Delft church and Rijksmuseum fight over Piet Hein’s bone

A 1629 copy of a lost portrait of Piet Hein

A row has broken out over who should be the custodian of a bone and a lock of hair belonging to Piet Hein, an admiral in the Dutch West India Company and raider of the Spanish treasure fleet.

The Oude Kerk in Delft, where a renovation of Hein’s grave is still ongoing, wants the Rijksmuseum to relinquish the bone and hair which the museum currently keeps in its archive.

The renovation is the perfect time to “rectify a mistake made in the past,” director of the Oude Kerk Nyncke Graafland told broadcaster NOS.

The bone and hair are thought to have been taken by someone who was involved in an earlier renovation in 1880. The Rijksmuseum was gifted the relics in 1893 by an anonymous donor who later turned out to be a former navy minister.

What happened in 1880 is nothing less than grave robbery, Graafland said. “If you’re dead who do you belong to?
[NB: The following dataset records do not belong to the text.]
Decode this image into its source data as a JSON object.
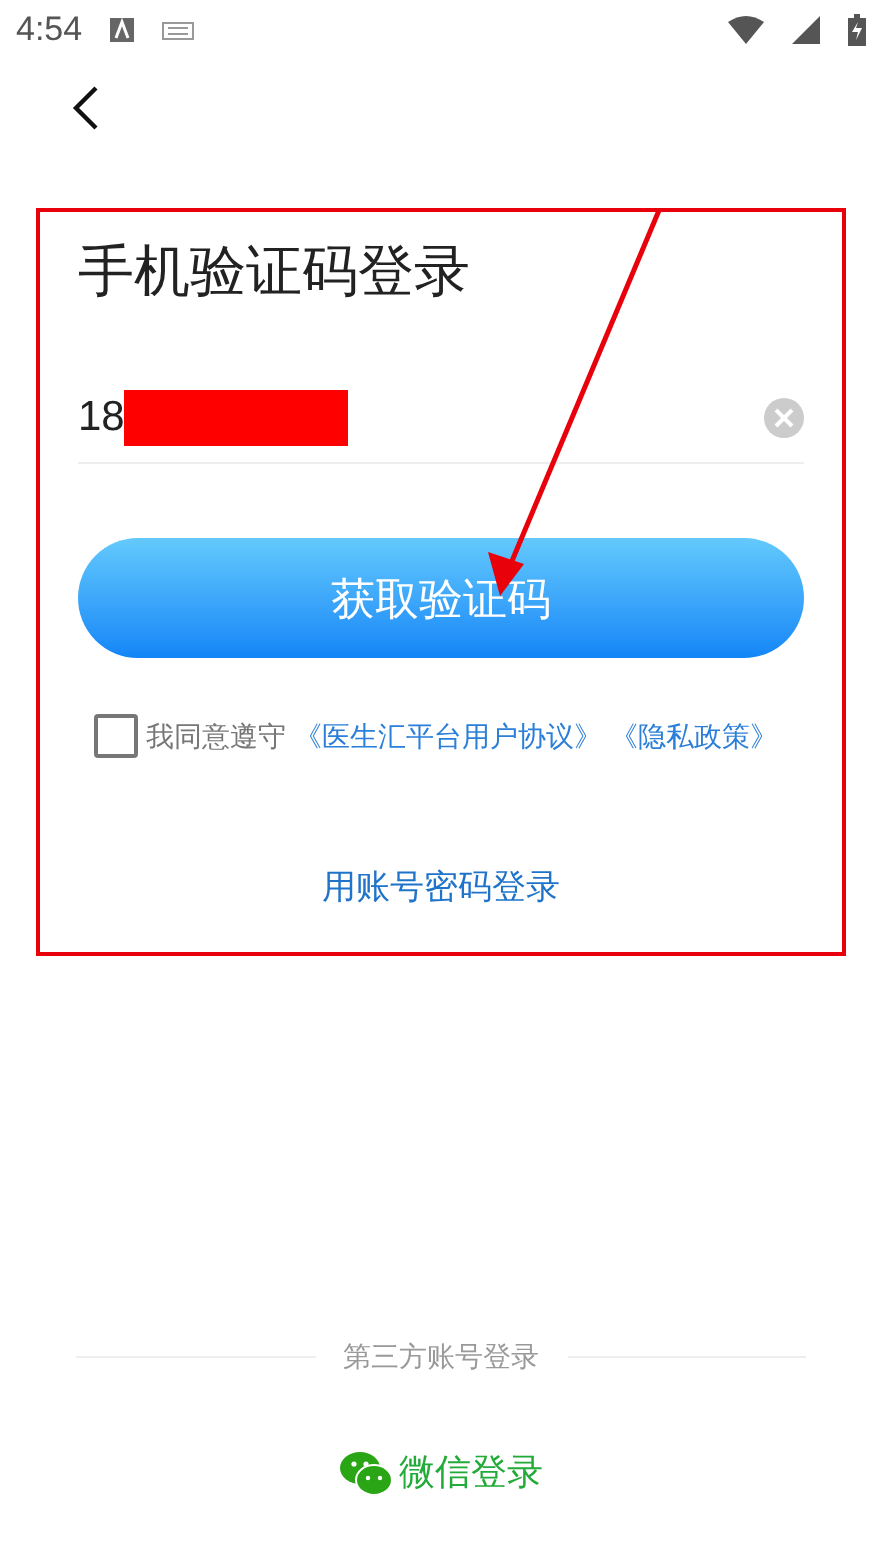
{
  "status_bar": {
    "time": "4:54"
  },
  "login": {
    "title": "手机验证码登录",
    "phone": {
      "value": "18",
      "redacted": true
    },
    "submit": "获取验证码",
    "agreement": {
      "checked": false,
      "prefix": "我同意遵守",
      "links": [
        "《医生汇平台用户协议》",
        "《隐私政策》"
      ]
    },
    "alternate_link": "用账号密码登录"
  },
  "third_party": {
    "heading": "第三方账号登录",
    "wechat": "微信登录"
  },
  "annotation": {
    "frame": true,
    "arrow": true
  }
}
Can you not stay quietly where you are?” she said.

 The Rijksmuseum said it would not be returning the bone and hair. “It is not clear whether or not these are part of human remains and if they come from Piet Hein’s grave,” a spokesman for the museum said. The museum also said there are no other sources that prove the bone and hair were stolen from the grave.
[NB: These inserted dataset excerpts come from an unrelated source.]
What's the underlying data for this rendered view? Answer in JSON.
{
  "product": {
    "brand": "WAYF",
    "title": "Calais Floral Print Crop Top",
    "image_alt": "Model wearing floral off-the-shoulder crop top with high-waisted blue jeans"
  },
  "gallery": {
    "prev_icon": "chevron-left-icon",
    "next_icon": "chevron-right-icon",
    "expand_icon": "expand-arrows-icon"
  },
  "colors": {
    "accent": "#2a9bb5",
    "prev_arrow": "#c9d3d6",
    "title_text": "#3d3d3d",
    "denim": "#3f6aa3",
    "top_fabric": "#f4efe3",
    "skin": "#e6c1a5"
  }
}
The museum has said it will investigate the remains to discover if the bone and hair belong to Hein. It is too late to unite Hein with the supposed rest of him because the grave itself has already been sealed. “But at the moment we could still get to the coffin”, Graafland said.

Piet Hein dealt the Spanish a big blow by robbing the Spanish Silver Fleet in 1628, a feat immortalised in song .The money was later used to occupy Brazilian land for its sugar plantations.  As is the case with other colonial figureheads, admiration for his deeds is now on the wane as the Netherlands reviews its colonial past.